Başkanlık sistemi dahil olmak üzere bütün demokratik sistemlerin tartışmaya açılmasının makul ve kabul edilmesi gereken gelişmeler olduğunu belirten Baro Başkanı Özmen, "Ancak, yaşanılacak bu değişim sürecine toplumun ihtiyaçları ve katılımının ne ölçüde bu dinamizme uygun bir şekilde harekete geçirildiği hiç tartışılmadan hatta üzeri örtülerek gerçekleştiriliyor olmasını kabul etmek mümkün değildir. Yapılmak istenilen Anayasa değişikliği ile zaten sorunlu olan yargı sisteminde, ağır aksak işleyen yasama ve yürütme faaliyetlerinde yapısal çözümler yerine adeta bu erklerin tek elde birleştirilmesi çözümsüzlükte ısrarın tezahürüdür. Demokratik parlamenter sistem bu haliyle bile yetkileri kuvvetler ayrılığını redde dayanan Cumhurbaşkanlığı sisteminden evladır.
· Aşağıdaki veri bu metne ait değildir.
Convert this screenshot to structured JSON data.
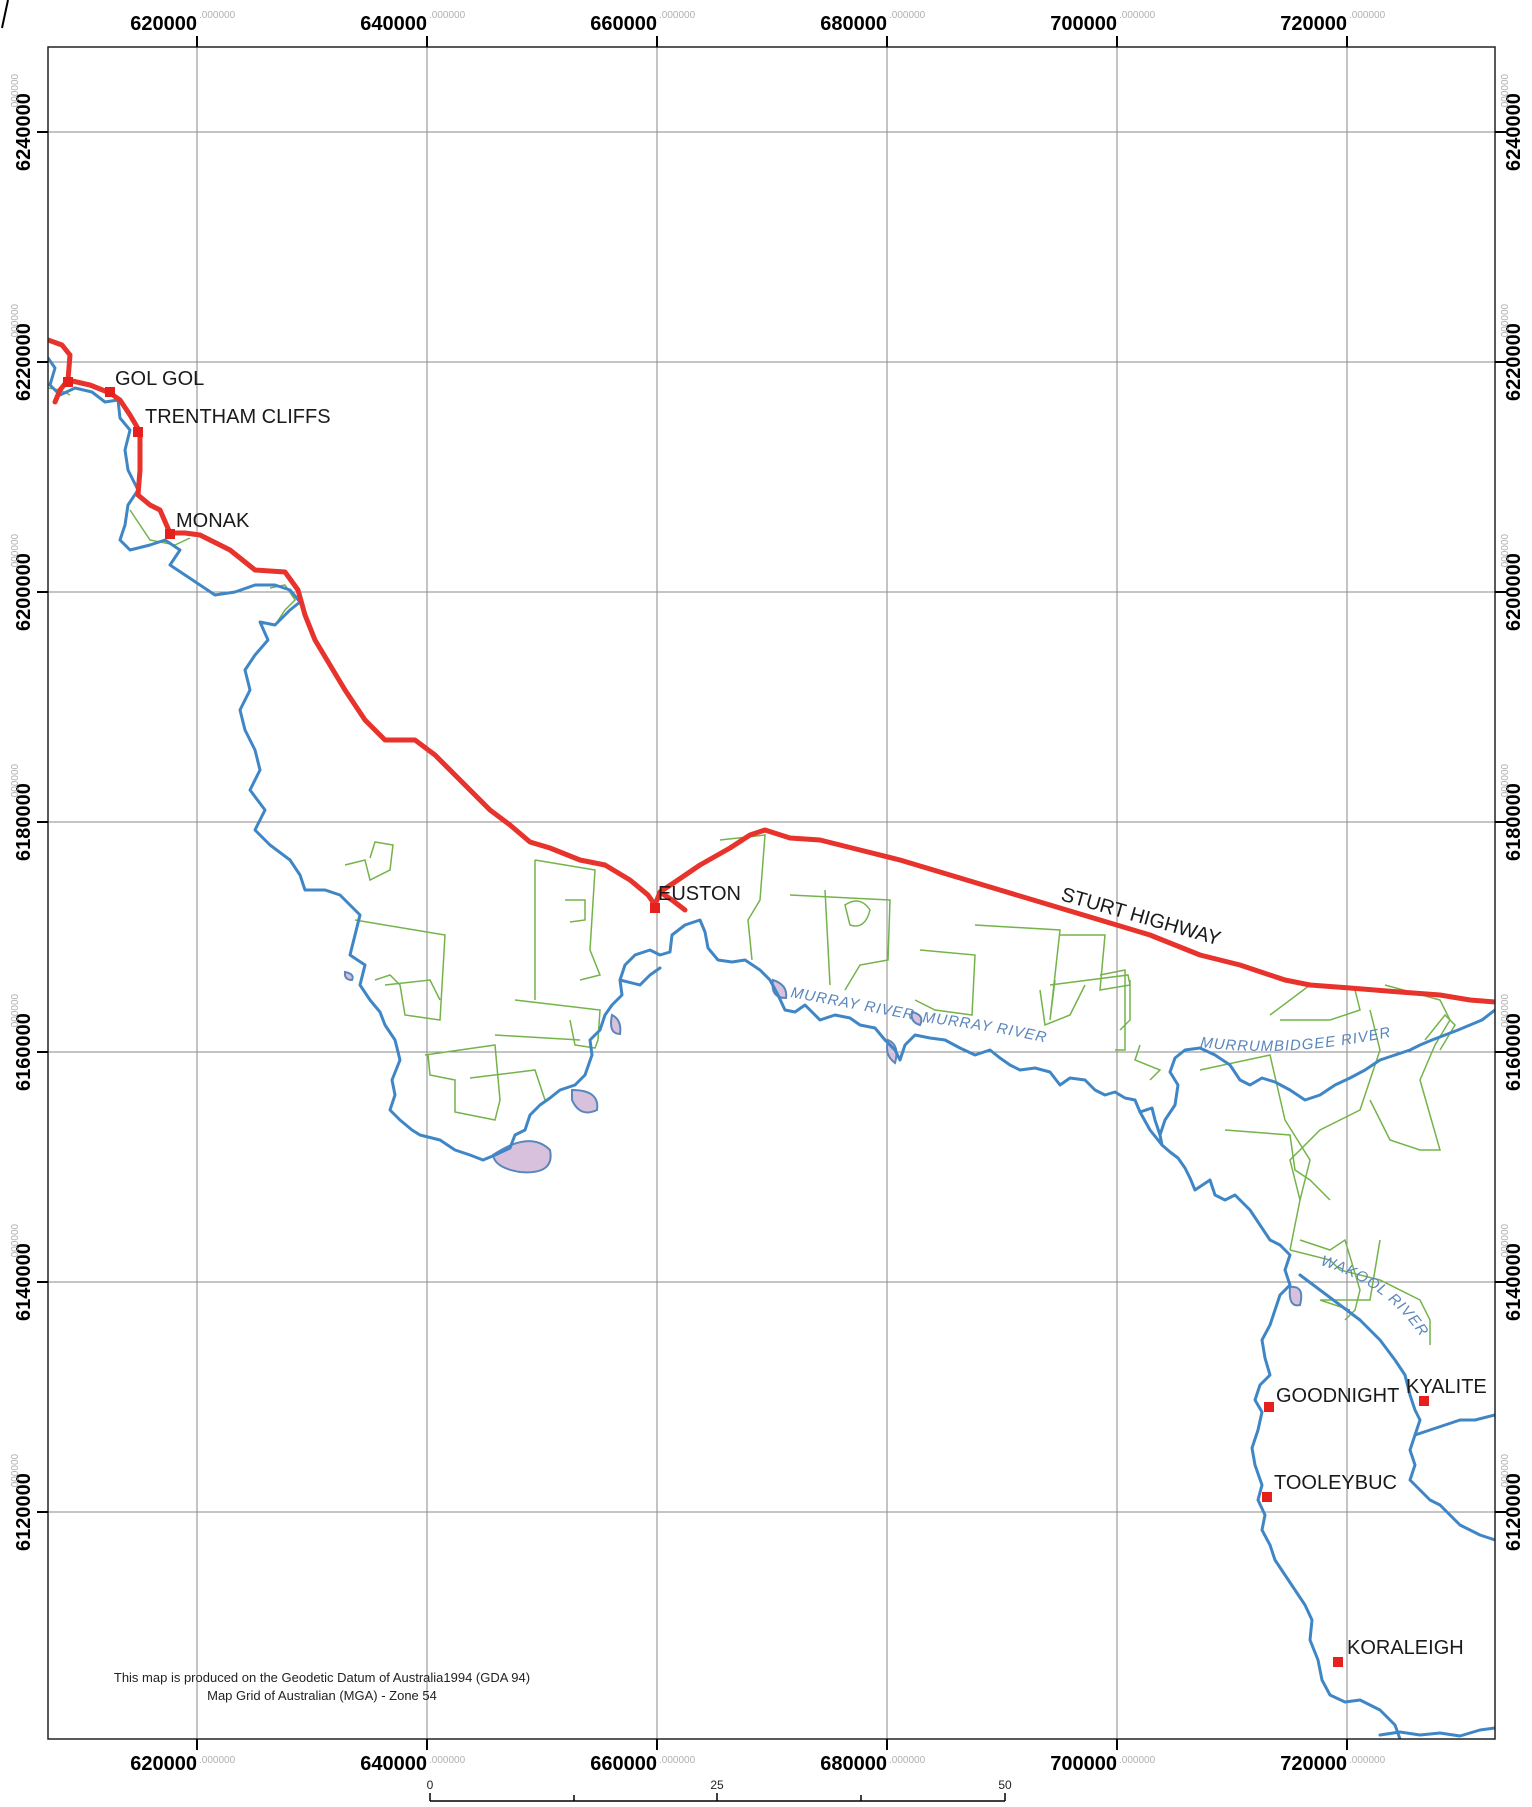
{
  "map": {
    "frame_color": "#222222",
    "grid_color": "#8a8a8a",
    "road_color": "#e8322c",
    "river_color": "#3f86c6",
    "parcel_color": "#74b34a",
    "wetland_fill": "#d8c1dd",
    "town_marker_color": "#e5201d"
  },
  "axes": {
    "x_ticks": [
      {
        "main": "620000",
        "dec": ".000000"
      },
      {
        "main": "640000",
        "dec": ".000000"
      },
      {
        "main": "660000",
        "dec": ".000000"
      },
      {
        "main": "680000",
        "dec": ".000000"
      },
      {
        "main": "700000",
        "dec": ".000000"
      },
      {
        "main": "720000",
        "dec": ".000000"
      }
    ],
    "y_ticks": [
      {
        "main": "6240000",
        "dec": ".000000"
      },
      {
        "main": "6220000",
        "dec": ".000000"
      },
      {
        "main": "6200000",
        "dec": ".000000"
      },
      {
        "main": "6180000",
        "dec": ".000000"
      },
      {
        "main": "6160000",
        "dec": ".000000"
      },
      {
        "main": "6140000",
        "dec": ".000000"
      },
      {
        "main": "6120000",
        "dec": ".000000"
      }
    ]
  },
  "towns": [
    {
      "id": "gol-gol",
      "name": "GOL GOL"
    },
    {
      "id": "trentham-cliffs",
      "name": "TRENTHAM CLIFFS"
    },
    {
      "id": "monak",
      "name": "MONAK"
    },
    {
      "id": "euston",
      "name": "EUSTON"
    },
    {
      "id": "goodnight",
      "name": "GOODNIGHT"
    },
    {
      "id": "kyalite",
      "name": "KYALITE"
    },
    {
      "id": "tooleybuc",
      "name": "TOOLEYBUC"
    },
    {
      "id": "koraleigh",
      "name": "KORALEIGH"
    }
  ],
  "roads": {
    "sturt": "STURT HIGHWAY"
  },
  "rivers": {
    "murray_1": "MURRAY RIVER",
    "murray_2": "MURRAY RIVER",
    "murrumbidgee": "MURRUMBIDGEE RIVER",
    "wakool": "WAKOOL RIVER"
  },
  "note": {
    "line1": "This map is produced on the Geodetic Datum of Australia1994 (GDA 94)",
    "line2": "Map Grid of Australian (MGA) - Zone 54"
  },
  "scale_bar": {
    "labels": [
      "0",
      "25",
      "50"
    ]
  }
}
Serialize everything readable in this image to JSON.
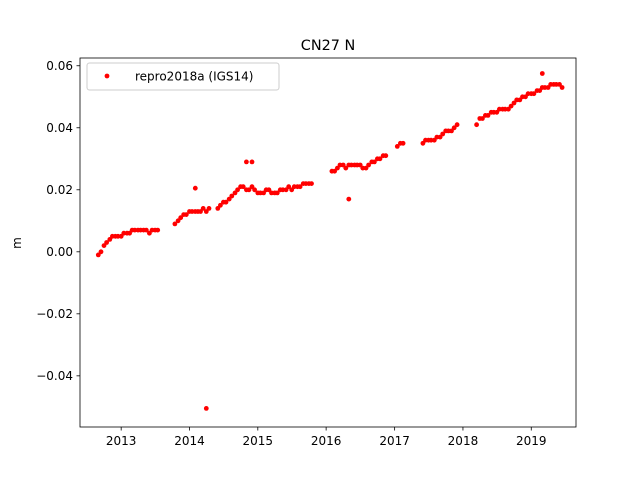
{
  "chart_data": {
    "type": "scatter",
    "title": "CN27 N",
    "xlabel": "",
    "ylabel": "m",
    "xlim": [
      "2012-05-26",
      "2019-08-28"
    ],
    "ylim": [
      -0.0565,
      0.0625
    ],
    "x_ticks": [
      "2013",
      "2014",
      "2015",
      "2016",
      "2017",
      "2018",
      "2019"
    ],
    "y_ticks": [
      "−0.04",
      "−0.02",
      "0.00",
      "0.02",
      "0.04",
      "0.06"
    ],
    "y_tick_values": [
      -0.04,
      -0.02,
      0.0,
      0.02,
      0.04,
      0.06
    ],
    "grid": false,
    "legend": {
      "position": "top-left",
      "entries": [
        "repro2018a (IGS14)"
      ]
    },
    "series": [
      {
        "name": "repro2018a (IGS14)",
        "color": "#ff0000",
        "marker": "circle",
        "x": [
          "2012-09-01",
          "2012-09-15",
          "2012-10-01",
          "2012-10-15",
          "2012-11-01",
          "2012-11-15",
          "2012-12-01",
          "2012-12-15",
          "2013-01-01",
          "2013-01-15",
          "2013-02-01",
          "2013-02-15",
          "2013-03-01",
          "2013-03-15",
          "2013-04-01",
          "2013-04-15",
          "2013-05-01",
          "2013-05-15",
          "2013-06-01",
          "2013-06-15",
          "2013-07-01",
          "2013-07-15",
          "2013-10-15",
          "2013-11-01",
          "2013-11-15",
          "2013-12-01",
          "2013-12-15",
          "2014-01-01",
          "2014-01-15",
          "2014-02-01",
          "2014-02-15",
          "2014-03-01",
          "2014-03-15",
          "2014-04-01",
          "2014-04-15",
          "2014-06-01",
          "2014-06-15",
          "2014-07-01",
          "2014-07-15",
          "2014-08-01",
          "2014-08-15",
          "2014-09-01",
          "2014-09-15",
          "2014-10-01",
          "2014-10-15",
          "2014-11-01",
          "2014-11-15",
          "2014-12-01",
          "2014-12-15",
          "2015-01-01",
          "2015-01-15",
          "2015-02-01",
          "2015-02-15",
          "2015-03-01",
          "2015-03-15",
          "2015-04-01",
          "2015-04-15",
          "2015-05-01",
          "2015-05-15",
          "2015-06-01",
          "2015-06-15",
          "2015-07-01",
          "2015-07-15",
          "2015-08-01",
          "2015-08-15",
          "2015-09-01",
          "2015-09-15",
          "2015-10-01",
          "2015-10-15",
          "2016-02-01",
          "2016-02-15",
          "2016-03-01",
          "2016-03-15",
          "2016-04-01",
          "2016-04-15",
          "2016-05-01",
          "2016-05-15",
          "2016-06-01",
          "2016-06-15",
          "2016-07-01",
          "2016-07-15",
          "2016-08-01",
          "2016-08-15",
          "2016-09-01",
          "2016-09-15",
          "2016-10-01",
          "2016-10-15",
          "2016-11-01",
          "2016-11-15",
          "2017-01-15",
          "2017-02-01",
          "2017-02-15",
          "2017-06-01",
          "2017-06-15",
          "2017-07-01",
          "2017-07-15",
          "2017-08-01",
          "2017-08-15",
          "2017-09-01",
          "2017-09-15",
          "2017-10-01",
          "2017-10-15",
          "2017-11-01",
          "2017-11-15",
          "2017-12-01",
          "2018-03-15",
          "2018-04-01",
          "2018-04-15",
          "2018-05-01",
          "2018-05-15",
          "2018-06-01",
          "2018-06-15",
          "2018-07-01",
          "2018-07-15",
          "2018-08-01",
          "2018-08-15",
          "2018-09-01",
          "2018-09-15",
          "2018-10-01",
          "2018-10-15",
          "2018-11-01",
          "2018-11-15",
          "2018-12-01",
          "2018-12-15",
          "2019-01-01",
          "2019-01-15",
          "2019-02-01",
          "2019-02-15",
          "2019-03-01",
          "2019-03-15",
          "2019-04-01",
          "2019-04-15",
          "2019-05-01",
          "2019-05-15",
          "2019-06-01",
          "2019-06-15",
          "2014-04-01",
          "2014-02-01",
          "2014-11-01",
          "2014-12-01",
          "2016-05-01",
          "2019-03-01"
        ],
        "y": [
          -0.001,
          0.0,
          0.002,
          0.003,
          0.004,
          0.005,
          0.005,
          0.005,
          0.005,
          0.006,
          0.006,
          0.006,
          0.007,
          0.007,
          0.007,
          0.007,
          0.007,
          0.007,
          0.006,
          0.007,
          0.007,
          0.007,
          0.009,
          0.01,
          0.011,
          0.012,
          0.012,
          0.013,
          0.013,
          0.013,
          0.013,
          0.013,
          0.014,
          0.013,
          0.014,
          0.014,
          0.015,
          0.016,
          0.016,
          0.017,
          0.018,
          0.019,
          0.02,
          0.021,
          0.021,
          0.02,
          0.02,
          0.021,
          0.02,
          0.019,
          0.019,
          0.019,
          0.02,
          0.02,
          0.019,
          0.019,
          0.019,
          0.02,
          0.02,
          0.02,
          0.021,
          0.02,
          0.021,
          0.021,
          0.021,
          0.022,
          0.022,
          0.022,
          0.022,
          0.026,
          0.026,
          0.027,
          0.028,
          0.028,
          0.027,
          0.028,
          0.028,
          0.028,
          0.028,
          0.028,
          0.027,
          0.027,
          0.028,
          0.029,
          0.029,
          0.03,
          0.03,
          0.031,
          0.031,
          0.034,
          0.035,
          0.035,
          0.035,
          0.036,
          0.036,
          0.036,
          0.036,
          0.037,
          0.037,
          0.038,
          0.039,
          0.039,
          0.039,
          0.04,
          0.041,
          0.041,
          0.043,
          0.043,
          0.044,
          0.044,
          0.045,
          0.045,
          0.045,
          0.046,
          0.046,
          0.046,
          0.046,
          0.047,
          0.048,
          0.049,
          0.049,
          0.05,
          0.05,
          0.051,
          0.051,
          0.051,
          0.052,
          0.052,
          0.053,
          0.053,
          0.053,
          0.054,
          0.054,
          0.054,
          0.054,
          0.053,
          -0.0505,
          0.0205,
          0.029,
          0.029,
          0.017,
          0.0575
        ]
      }
    ]
  }
}
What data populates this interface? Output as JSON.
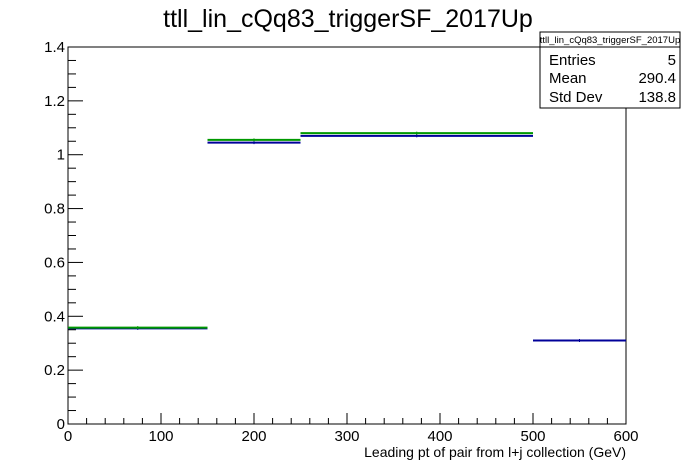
{
  "chart_data": {
    "type": "histogram",
    "title": "ttll_lin_cQq83_triggerSF_2017Up",
    "xlabel": "Leading pt of pair from l+j collection (GeV)",
    "ylabel": "",
    "xlim": [
      0,
      600
    ],
    "ylim": [
      0,
      1.4
    ],
    "xticks": [
      0,
      100,
      200,
      300,
      400,
      500,
      600
    ],
    "xtick_labels": [
      "0",
      "100",
      "200",
      "300",
      "400",
      "500",
      "600"
    ],
    "yticks": [
      0,
      0.2,
      0.4,
      0.6,
      0.8,
      1,
      1.2,
      1.4
    ],
    "ytick_labels": [
      "0",
      "0.2",
      "0.4",
      "0.6",
      "0.8",
      "1",
      "1.2",
      "1.4"
    ],
    "grid": false,
    "legend": "none",
    "stats_box": {
      "title": "ttll_lin_cQq83_triggerSF_2017Up",
      "rows": [
        {
          "label": "Entries",
          "value": "5"
        },
        {
          "label": "Mean",
          "value": "290.4"
        },
        {
          "label": "Std Dev",
          "value": "138.8"
        }
      ]
    },
    "series": [
      {
        "color": "#000099",
        "bins": [
          {
            "x0": 0,
            "x1": 150,
            "y": 0.355
          },
          {
            "x0": 150,
            "x1": 250,
            "y": 1.045
          },
          {
            "x0": 250,
            "x1": 500,
            "y": 1.07
          },
          {
            "x0": 500,
            "x1": 600,
            "y": 0.31
          }
        ]
      },
      {
        "color": "#009900",
        "bins": [
          {
            "x0": 0,
            "x1": 150,
            "y": 0.358
          },
          {
            "x0": 150,
            "x1": 250,
            "y": 1.055
          },
          {
            "x0": 250,
            "x1": 500,
            "y": 1.08
          }
        ]
      }
    ]
  }
}
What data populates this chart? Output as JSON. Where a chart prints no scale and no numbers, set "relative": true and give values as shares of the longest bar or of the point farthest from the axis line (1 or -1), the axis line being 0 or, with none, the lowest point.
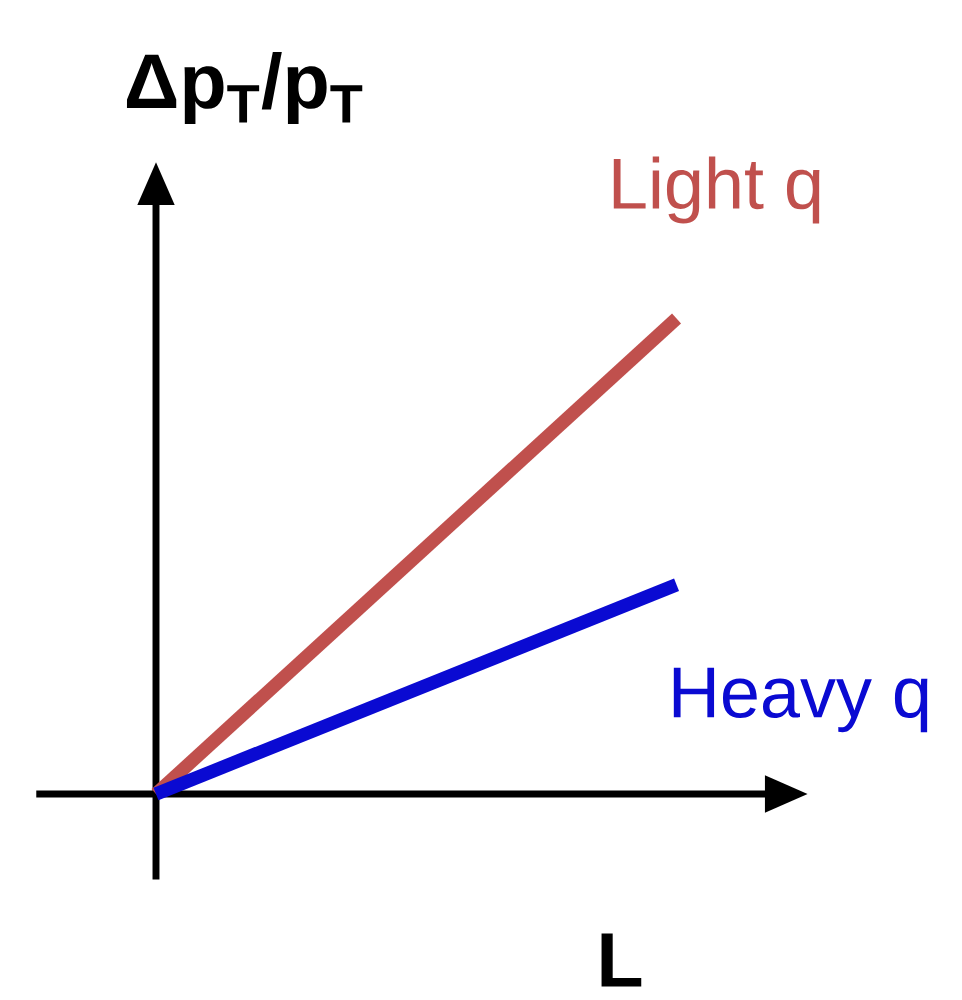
{
  "chart_data": {
    "type": "line",
    "title": "Δp$_{T}$/p$_{T}$",
    "annotations": [
      "L"
    ],
    "relative": true,
    "categories": [
      null,
      null
    ],
    "series": [
      {
        "name": "Light q",
        "color": "#c0504d",
        "values": [
          0,
          1
        ]
      },
      {
        "name": "Heavy q",
        "color": "#0a0ad2",
        "values": [
          0,
          0.44
        ]
      }
    ],
    "line_style": "solid"
  }
}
Yaşadığımız ve içinden geçtiğimiz bu dönemde çoğulcu siyasal rejimi, meclisi ve yargıyı aynı otoritenin hakimiyet alanına çekmenin ne derece demokratik olduğu izaha muhtaçtır. Ülkemizde sorunlu olan demokratik sistemin iyileştirilmesi ve güçlendirilmesi gerekirken, henüz bu demokratik olgunluk tam olarak gerçekleştirilmeden yasama, yürütme ve yargı yetkilerinin kişilerden bağımsız olarak bir siyasal partinin liderine tevdi edilmesi, sadece bugünün veya iktidarda olan partinin değil, başkaca siyasal odakların da gelecekte toplum karşısında pervasız ve denetimsiz olacağı kaygısını gözler önüne sermektedir"dedi.
Anayasa'nın toplumsal barışı önceleyen, bütün farklılıklara güvence tanıyan bir metne dönüştürülmesi gerektiğini kaydeden Özmen, "Sadece içinde olduğumuz zamana göre değil gelecek perspektifine de anayasa metninde ve ruhunda yer vermelidir.Bir darbe ürünü olan ve toplumun ihtiyaçlarını karşılamayan bundan dolayı da defalarca değişikliğe uğrayan mevcut 1982 Anayasası'nın yerine yeni bir anayasaya ihtiyaç duyulduğuna ilişkin görüşümüzü bir kez daha tekrarlamak isteriz. Toplumun ihtiyacı olan, demokratik, sivil ve kuvvetler ayrılığına dayanan yeni bir anayasadır. Siyasal iktidardan siyasi partilerin,sivil toplum örgütü ve kuruluşlarının yani toplumun tüm kesimlerinin hazırlık sürecine dahil edileceği demokratik, özgürlükçü, evrensel insan haklarına dayalı ülkedeki bütün farklılıkları ve zenginlikleri gözeten yeni bir anayasa yapım sürecinin başlatılmasını; mevcut değişiklik taleplerini içeren paketin sorunların çözümüne katkı sunmayacağı inancı ve yeni sorun alanları yaratacağı kaygısıyla meclis gündeminden çekilmesini talep ediyoruz" diye konuştu.